UNIVERSITY WRITING PROGRAM

THE POINT

 Fall 2008

"What's Next for Writing Programs -- and WPAs?"
Rebekah Shultz Colby

Andrea Lunsford is one of the most venerated scholars in rhetoric and composition. With Lisa Ede, she co-wrote ground-breaking work on collaboration and the role of the audience. She has also published extensively on assessment, intellectual property, writing centers, basic writing, and rhetorical history and theory just to name a few. In fact, in many ways, her vast work reflects the rich variety of the field of composition itself, mirroring her plenary talk below on the nature of the discipline.
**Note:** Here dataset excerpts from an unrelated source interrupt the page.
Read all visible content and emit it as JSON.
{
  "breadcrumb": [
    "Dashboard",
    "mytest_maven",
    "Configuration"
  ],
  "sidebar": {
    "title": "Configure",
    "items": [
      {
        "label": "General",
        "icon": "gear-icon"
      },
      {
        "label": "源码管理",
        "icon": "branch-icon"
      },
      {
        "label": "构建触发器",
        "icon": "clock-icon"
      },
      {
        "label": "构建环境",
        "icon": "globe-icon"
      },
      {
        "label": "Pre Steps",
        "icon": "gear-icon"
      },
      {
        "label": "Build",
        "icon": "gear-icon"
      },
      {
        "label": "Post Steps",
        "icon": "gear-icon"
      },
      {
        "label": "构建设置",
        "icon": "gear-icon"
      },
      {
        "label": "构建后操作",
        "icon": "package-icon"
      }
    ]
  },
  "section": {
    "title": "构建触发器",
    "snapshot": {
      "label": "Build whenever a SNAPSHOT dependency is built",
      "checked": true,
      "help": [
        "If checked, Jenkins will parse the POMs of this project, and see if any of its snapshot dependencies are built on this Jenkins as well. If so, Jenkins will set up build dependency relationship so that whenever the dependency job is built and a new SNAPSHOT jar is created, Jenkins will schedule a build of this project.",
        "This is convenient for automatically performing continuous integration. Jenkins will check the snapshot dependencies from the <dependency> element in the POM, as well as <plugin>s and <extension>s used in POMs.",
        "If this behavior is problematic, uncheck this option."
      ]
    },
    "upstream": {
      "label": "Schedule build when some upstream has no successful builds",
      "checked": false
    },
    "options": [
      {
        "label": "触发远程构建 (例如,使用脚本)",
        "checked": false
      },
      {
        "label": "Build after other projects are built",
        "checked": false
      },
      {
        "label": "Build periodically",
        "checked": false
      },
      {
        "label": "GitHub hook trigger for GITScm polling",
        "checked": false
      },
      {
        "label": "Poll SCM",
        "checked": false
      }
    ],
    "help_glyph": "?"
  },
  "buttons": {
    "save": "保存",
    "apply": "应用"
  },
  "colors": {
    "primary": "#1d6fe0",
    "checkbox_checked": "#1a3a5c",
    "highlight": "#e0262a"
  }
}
For instance, she has authored the books Essays on Classical Rhetoric and Modern Discourse, Singular Texts/Plural Authors: Perspectives on Collaborative Writing, and Reclaiming Rhetorica: Women in the History of Rhetoric.
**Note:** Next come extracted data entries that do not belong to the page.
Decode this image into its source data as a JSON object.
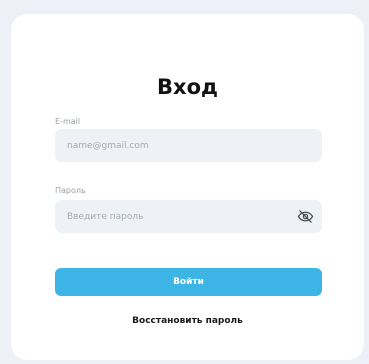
{
  "login": {
    "title": "Вход",
    "email_label": "E-mail",
    "email_placeholder": "name@gmail.com",
    "password_label": "Пароль",
    "password_placeholder": "Введите пароль",
    "password_toggle_icon": "eye-slash-icon",
    "submit_label": "Войти",
    "restore_label": "Восстановить пароль"
  },
  "colors": {
    "accent": "#3db4e6",
    "field_bg": "#eef1f5",
    "page_bg": "#edf1f7"
  }
}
On Thursday, July 10, Andrea Lunsford opened her plenary speech "What's Next for Writing Programs -- and WPAs?" at the Writing Program Administration (WPA) conference in Denver by asking the question of what it is that compositionists study and teach. Is it writing studies? Is it rhetoric? Struck by John Guillroys comments in a talk given at Stanford, Lunsford said that writing skills are highly prized in the professional world, but composition is still despised or dismissed. She surmised that some of this dismissal from other disciplines is that composition lacks a center.

Yet, toward the end of her talk, she seemed to answer her own question about the fields center when she discussed the need for an undergraduate writing major. She lamented the fact that in reviewing writing majors across the country, none of them seemed to have a center. She thought that the new writing majors needed a rhetorical focus. So, of course, the study of writing with a rhetorical focus is what I see as the true center of composition as a field.
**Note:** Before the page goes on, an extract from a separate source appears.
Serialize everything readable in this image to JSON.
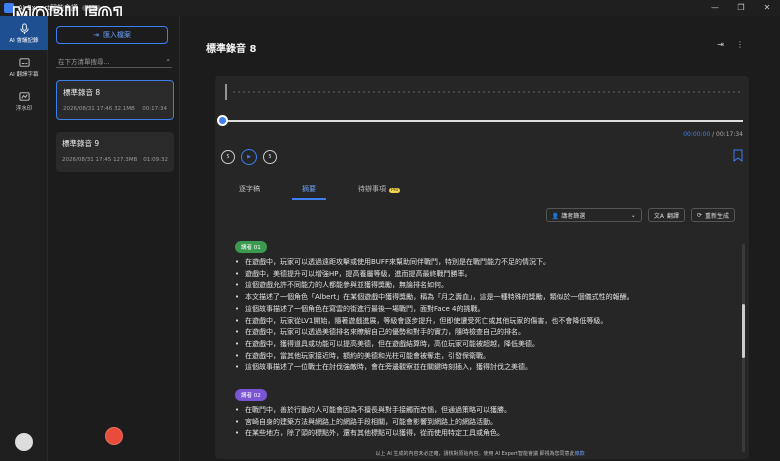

However, as long as there is a rhetorical center to the study of writing, I think the fact that the field of rhetoric and composition is so varied should be celebrated instead of a point of panic and perpetual existential crisis. Writing is complex, so the study of writing needs to be equally complex, which makes our field rich and varied. As a field we need to study literacy as broadly defined, as Karen Kopelson argues in the June 2008 issue of CCCs. We need to study further the intersections between rhetoric and ideology, writing and belief. We need to further investigate how the computer as a writing medium changes writing. We need to continue to broadly interrogate pedagogy. We need to study in much greater detail writing in the professions and academic disciplines, particularly science writing. We need to continue to investigate how and why writers compose, drawing upon research methods from a large number of disciplines. We need to continue to study learning, specifically transfer and metacognition of writing frameworks. We need to continue to study the history and philosophy of rhetoric and writing instruction. We need to do more work at examining how writing constructs both limits and develops disciplinary epistemologies. And the list goes on . . . But it should.

The fact that we are trying to get at what writing is from so many perspectives is only further proof that we are a field that has grown into a discipline. If we lacked so much diversity, there would be no need for our field to become a discipline. We would be stultified and eventually die. This is not the case, and as time goes on, this diversity of intellectual inquiry into writing and rhetoric only increases further proof that composition needs to continue to develop undergraduate writing majors and even more graduate programs centered around a rhetorically focused study of writing.